My friend Jill arrived for a sleep over with a bag full of ingredients fresh from the farmer’s market in Union Square. What a pleasure to have someone cook up a big meal for us. My son says this dish is super yummy and so that is now it’s official name!
Serves 6 to 8
3 small eggplants *
3 big tomatoes
1 cup marinara sauce (homemade or store bought)
2 tablespoons olive oil
2 tablespoons nutritional yeast (nooch)
2 teaspoons crushed red pepper flakes.
Salt, to taste
1 lb. gluten free pasta
Peel and dice the eggplant. Place into a big bowl of water with a teaspoon sea salt. Set aside.
Dice the onions. Heat about 2 tablespoons of olive oil in a big pan that has a cover. Add the onions and cook until softening.
Dice up the tomatoes and add to the pan with the onions. Cook them down for a few minutes until they break apart.
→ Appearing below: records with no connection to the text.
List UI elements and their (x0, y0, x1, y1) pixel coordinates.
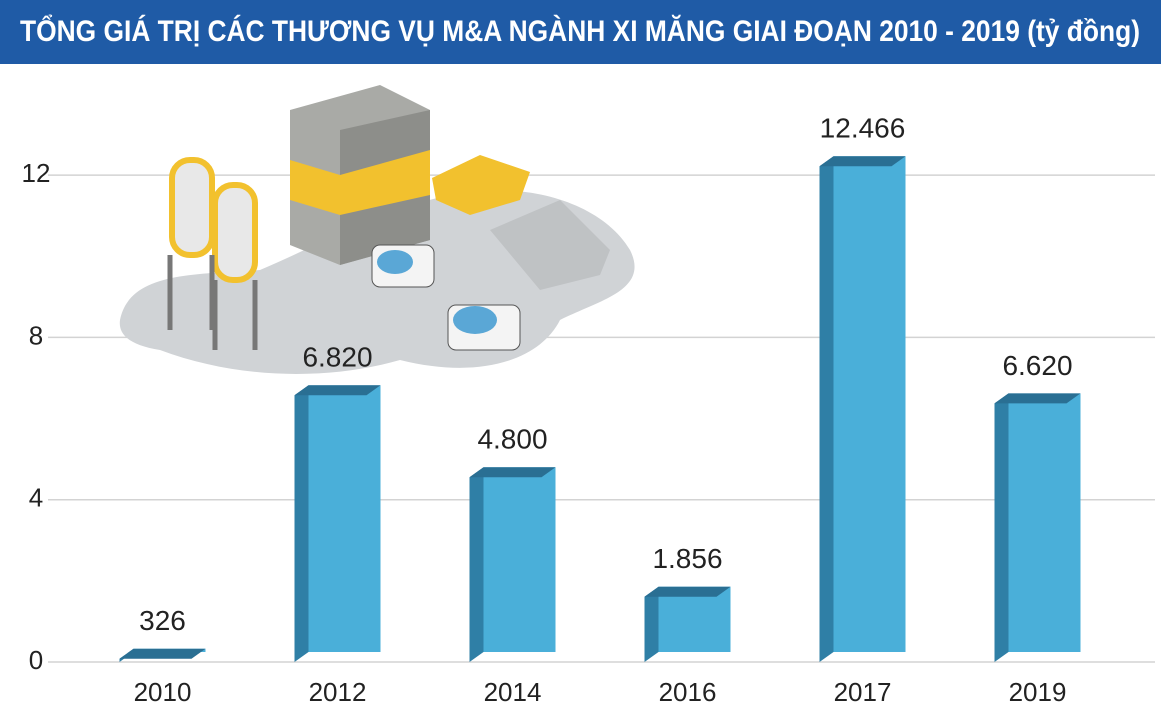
x-tick-label: 2012 (309, 677, 367, 707)
x-tick-label: 2010 (134, 677, 192, 707)
bar-top (644, 586, 731, 597)
value-label: 12.466 (820, 113, 906, 144)
chart-title: TỔNG GIÁ TRỊ CÁC THƯƠNG VỤ M&A NGÀNH XI … (20, 14, 1140, 48)
bar-top (469, 467, 556, 478)
bar (308, 385, 381, 652)
x-tick-label: 2019 (1009, 677, 1067, 707)
y-tick-label: 0 (29, 645, 43, 675)
bars: 2010 326 2012 6.820 2014 4.800 2016 1.856 2017 12… (119, 113, 1081, 707)
value-label: 4.800 (477, 424, 547, 455)
bar (1008, 393, 1081, 652)
bar-side (994, 393, 1009, 662)
value-label: 6.620 (1002, 350, 1072, 381)
bar-side (294, 385, 309, 662)
bar (483, 467, 556, 652)
bar (833, 156, 906, 652)
value-label: 6.820 (302, 342, 372, 373)
bar-top (819, 156, 906, 167)
title-bar (0, 0, 1161, 64)
bar-top (294, 385, 381, 396)
value-label: 326 (139, 605, 186, 636)
y-tick-label: 4 (29, 483, 43, 513)
bar-top (119, 648, 206, 659)
y-tick-label: 12 (22, 158, 51, 188)
bar-top (994, 393, 1081, 404)
bar-side (644, 586, 659, 662)
x-tick-label: 2016 (659, 677, 717, 707)
x-tick-label: 2014 (484, 677, 542, 707)
x-tick-label: 2017 (834, 677, 892, 707)
value-label: 1.856 (652, 543, 722, 574)
bar-side (469, 467, 484, 662)
y-tick-label: 8 (29, 320, 43, 350)
bar (658, 586, 731, 652)
illustration (119, 85, 635, 374)
bar-side (819, 156, 834, 662)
Drain the water from the eggplant and add the eggplant to the pan. Toss around and add a cup of marinara sauce, the nooch, and the crushed red pepper flakes. Add a pinch of salt and mix well. Cover and cook until the eggplant is soft. Taste and adjust the seasonings and add more marinara if you desire.
Cook the pasta until al dente.
When the pasta is done, drain and add to the eggplant sauce. Mix well and enjoy!